EfW Conference 2020: three takeaways

1) Communication between channels is key

If there was a top take away from the first day, it was that for EfW plants to be built in ways that benefit communities and are financially viable, the different arms of the sector need to communicate with each other.

This was clearest in an afternoon session on heat delivery, a major upcoming challenge for the sector - and for the government, in an era of climate change.

As Oliver Feaver, policy manager at Policy Connect, said: “EfW and heat is a challenge spanning the remit of several different areas.

“We need to work together with shared purpose and understanding - Defra, the Environment Agency, waste management companies, customers, local authorities, and all the other branches involved.”

He added: “It’s also vital to engage people and bring them on board on contentious issues.

“[During an enquiry into EfW and heat delivery] we heard a lot about what EfW could provide communities with. 

“There needs to be more emphasis on tangible social value.”

In other words, policy, investors, industry, and the public have a symbiotic relationship - so they need to talk to each other.

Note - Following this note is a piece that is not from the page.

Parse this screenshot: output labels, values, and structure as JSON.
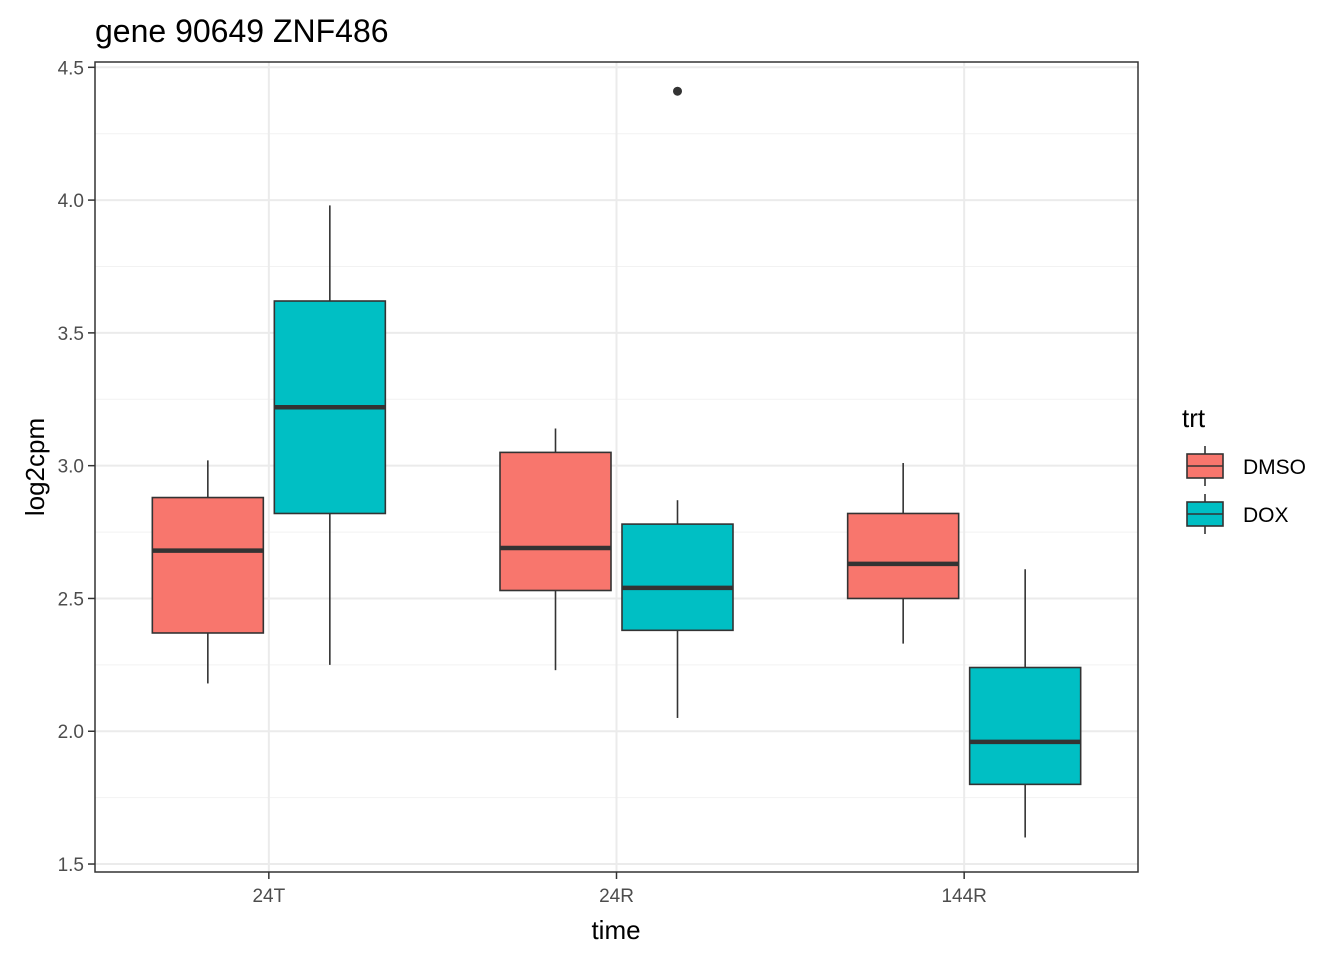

2) Policy drives sector development

Another recurring theme was the importance of policy in driving sector development. 

In a session on policy approaches from England, Wales, and Scotland, Stuart Hayward-Higham, technical development director at Suez, said: “Policy sets the baseline and then market delivers.

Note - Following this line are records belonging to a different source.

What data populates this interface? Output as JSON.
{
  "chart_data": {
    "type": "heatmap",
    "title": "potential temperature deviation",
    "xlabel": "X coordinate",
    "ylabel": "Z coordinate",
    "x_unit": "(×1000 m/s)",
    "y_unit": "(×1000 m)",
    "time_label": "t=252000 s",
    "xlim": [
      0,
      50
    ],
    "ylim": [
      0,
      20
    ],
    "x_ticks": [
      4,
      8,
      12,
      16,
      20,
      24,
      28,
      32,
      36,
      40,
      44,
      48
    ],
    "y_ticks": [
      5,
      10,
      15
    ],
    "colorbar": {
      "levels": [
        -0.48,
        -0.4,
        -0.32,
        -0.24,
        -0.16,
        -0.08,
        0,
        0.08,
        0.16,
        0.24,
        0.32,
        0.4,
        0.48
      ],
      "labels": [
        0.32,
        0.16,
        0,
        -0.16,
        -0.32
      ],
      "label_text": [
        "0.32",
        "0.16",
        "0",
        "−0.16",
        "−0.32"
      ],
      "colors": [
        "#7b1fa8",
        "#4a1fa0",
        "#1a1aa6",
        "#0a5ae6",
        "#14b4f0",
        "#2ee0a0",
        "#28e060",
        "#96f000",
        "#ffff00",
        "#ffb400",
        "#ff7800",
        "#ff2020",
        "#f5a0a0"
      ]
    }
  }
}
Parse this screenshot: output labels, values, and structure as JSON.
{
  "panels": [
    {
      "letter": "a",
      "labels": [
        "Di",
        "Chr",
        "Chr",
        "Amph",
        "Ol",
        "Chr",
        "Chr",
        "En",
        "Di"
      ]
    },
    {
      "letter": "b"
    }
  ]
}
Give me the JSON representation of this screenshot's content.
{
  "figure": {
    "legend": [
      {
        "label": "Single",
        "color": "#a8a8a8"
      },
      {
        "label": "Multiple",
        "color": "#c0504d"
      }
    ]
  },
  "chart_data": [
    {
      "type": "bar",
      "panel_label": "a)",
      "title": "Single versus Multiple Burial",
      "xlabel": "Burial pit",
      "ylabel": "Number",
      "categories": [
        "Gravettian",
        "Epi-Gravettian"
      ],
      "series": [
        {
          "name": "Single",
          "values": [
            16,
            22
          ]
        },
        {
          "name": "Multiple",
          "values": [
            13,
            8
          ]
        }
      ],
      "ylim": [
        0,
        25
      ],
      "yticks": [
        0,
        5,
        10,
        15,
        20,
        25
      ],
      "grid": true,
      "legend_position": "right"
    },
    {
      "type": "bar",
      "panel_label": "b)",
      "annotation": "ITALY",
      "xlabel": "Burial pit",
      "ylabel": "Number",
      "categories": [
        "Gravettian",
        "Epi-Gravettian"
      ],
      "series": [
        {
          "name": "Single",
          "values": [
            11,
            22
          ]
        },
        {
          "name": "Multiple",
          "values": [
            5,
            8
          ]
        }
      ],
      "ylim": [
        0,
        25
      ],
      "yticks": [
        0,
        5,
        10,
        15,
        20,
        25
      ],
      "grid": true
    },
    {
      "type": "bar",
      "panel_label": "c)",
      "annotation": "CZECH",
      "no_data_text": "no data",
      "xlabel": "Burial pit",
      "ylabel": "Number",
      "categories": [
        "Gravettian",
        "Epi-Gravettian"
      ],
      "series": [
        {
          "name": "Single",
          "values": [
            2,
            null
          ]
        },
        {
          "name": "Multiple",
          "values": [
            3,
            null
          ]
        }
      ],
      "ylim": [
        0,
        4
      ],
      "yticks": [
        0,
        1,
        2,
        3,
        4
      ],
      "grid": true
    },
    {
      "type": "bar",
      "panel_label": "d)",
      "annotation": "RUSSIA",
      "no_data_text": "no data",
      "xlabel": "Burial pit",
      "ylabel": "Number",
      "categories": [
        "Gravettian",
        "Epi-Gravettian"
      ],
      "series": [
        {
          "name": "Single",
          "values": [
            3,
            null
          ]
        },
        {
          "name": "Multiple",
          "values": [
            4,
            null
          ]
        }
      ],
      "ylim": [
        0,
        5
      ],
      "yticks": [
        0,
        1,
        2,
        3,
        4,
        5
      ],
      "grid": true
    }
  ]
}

“Without policy nothing happens because there’s no driver. Policy sets signals and direction of travel -- if that’s clear, understandable and defendable for the market, they’ll do the rest.”

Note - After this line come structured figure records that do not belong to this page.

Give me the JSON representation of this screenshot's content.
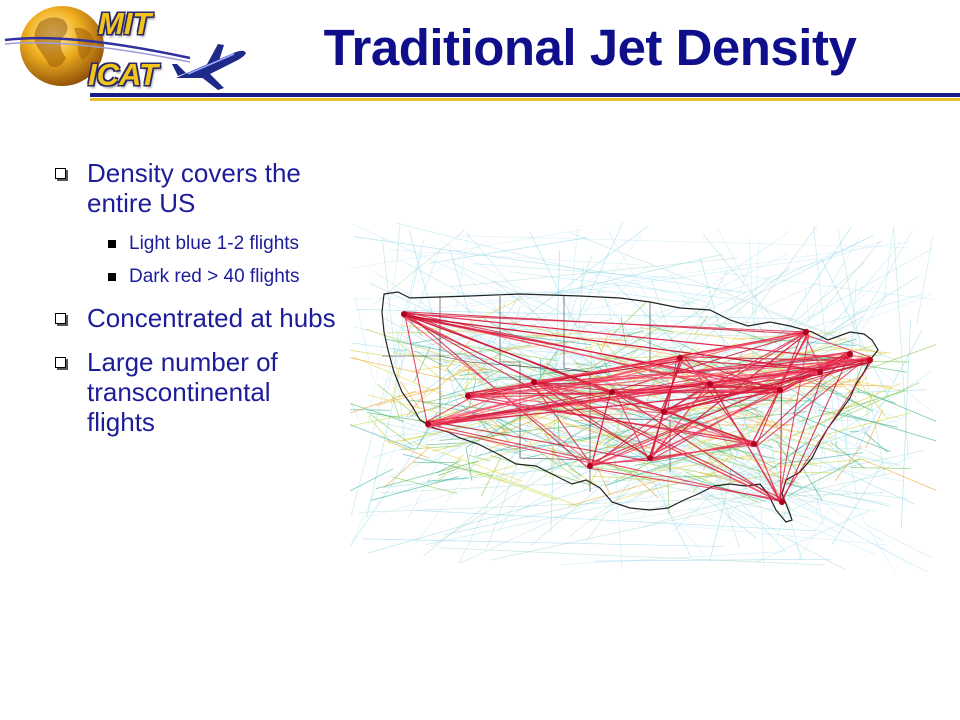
{
  "logo": {
    "line1": "MIT",
    "line2": "ICAT"
  },
  "slide": {
    "title": "Traditional Jet Density"
  },
  "bullets": [
    {
      "text": "Density covers the entire US"
    },
    {
      "text": "Light blue 1-2 flights"
    },
    {
      "text": "Dark red > 40 flights"
    },
    {
      "text": "Concentrated at hubs"
    },
    {
      "text": "Large number of transcontinental flights"
    }
  ],
  "map": {
    "caption": ""
  },
  "colors": {
    "title": "#0f0f8c",
    "bullet_text": "#1d1d9a",
    "rule_navy": "#1b1b86",
    "rule_gold": "#e6c02a",
    "low_density": "#7fd0e6",
    "high_density": "#d81b3c"
  },
  "icons": [
    "globe-icon",
    "airplane-icon",
    "checkbox-bullet-icon",
    "square-bullet-icon"
  ]
}
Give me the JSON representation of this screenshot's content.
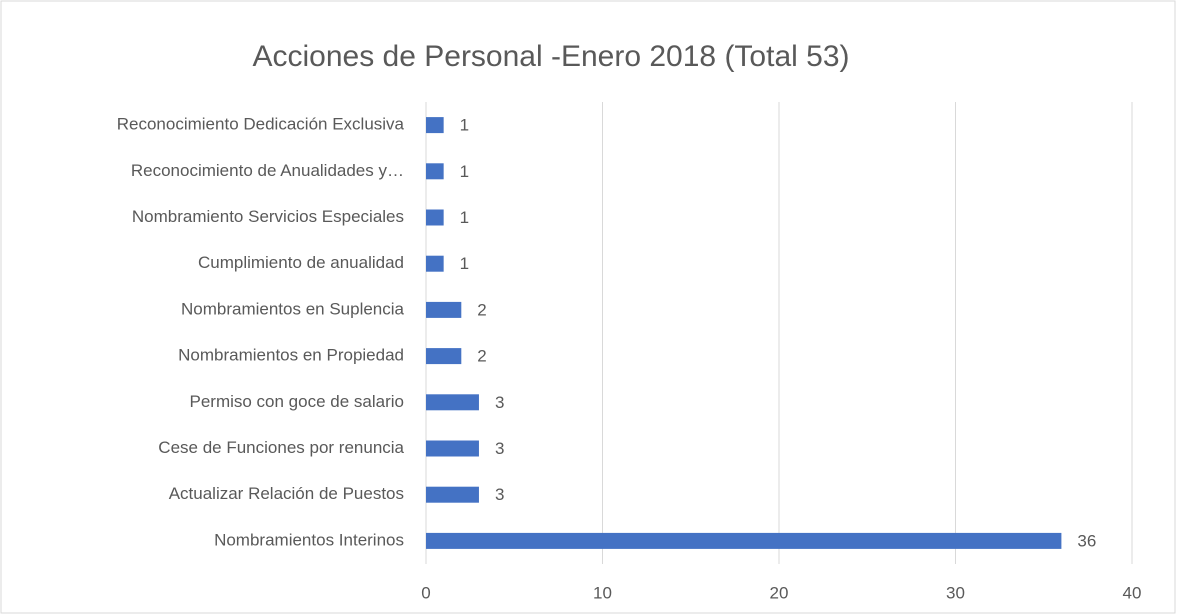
{
  "chart_data": {
    "type": "bar",
    "orientation": "horizontal",
    "title": "Acciones de Personal -Enero 2018 (Total 53)",
    "categories": [
      "Reconocimiento Dedicación Exclusiva",
      "Reconocimiento de Anualidades y…",
      "Nombramiento Servicios Especiales",
      "Cumplimiento de anualidad",
      "Nombramientos en Suplencia",
      "Nombramientos en Propiedad",
      "Permiso con goce de salario",
      "Cese de Funciones por renuncia",
      "Actualizar Relación de Puestos",
      "Nombramientos Interinos"
    ],
    "values": [
      1,
      1,
      1,
      1,
      2,
      2,
      3,
      3,
      3,
      36
    ],
    "color": "#4472c4",
    "xlim": [
      0,
      40
    ],
    "xticks": [
      0,
      10,
      20,
      30,
      40
    ],
    "grid": true
  }
}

Angus Hamilton, managing director at Levenseat, corroborated Hayward-Higham.

“The market is there to deliver but policy is there to drive the market and keep pushing and set the bar higher.”

In Scotland, he said, “policy initially held back the development of plants” - proving its influence.

But now, with the landfill ban, “there’s more confidence in being able to deliver plants in Scotland. 

“The policy has been a key driver here.”

In a later leaders’ panel about the shape of the industry in the next 5, 10, or 20 years, Julia Watsford, UK managing director at Wheelabrator Technologies, also listed regulatory support as one of the things that has helped her company - a key sector player - grow. 

“The introduction of landfill tax was the primary driver to explore continued investment in the UK,” she said.

3) Heat networks remain an ongoing, increasingly vital challenge

In a striking moment during a session on investment, Allan Vlah, director of infrastructure at Aviva Investors, said: “We would actively be investing in EfW plants with heat off-take if they existed. It would make complete sense.” 

“But the heat issue generally seems to me like a lot of sizzle and very little steak.

“I don’t see that changing anytime soon.”

David Harradine, director at Project Finance, likewise recognised the current dearth in heat, but acknowledged the difficulty of installing it. 

“There isn’t an EfW operator around who wouldn’t connect their plants to heat because it makes more money. 

“It’s the difficulty around putting that infrastructure in place that slows things.”

All agreed now was the time to act. James Samworth, partner at Greencoat Capital, asserted that in the face of the climate crisis, “the UK does need to decarbonise its heat supply fairly rapidly”.

But perhaps John Ferguson of EcoideaM put it most clearly, suggesting that heat is moving too slowly - and at a cost.

“I’m hearing the same things I’ve been hearing for 30 years,” he said. 

“We really have a duty to think about the wider global crisis we’re facing and what we can do to contribute to tackling that. I’m not quite hearing that.”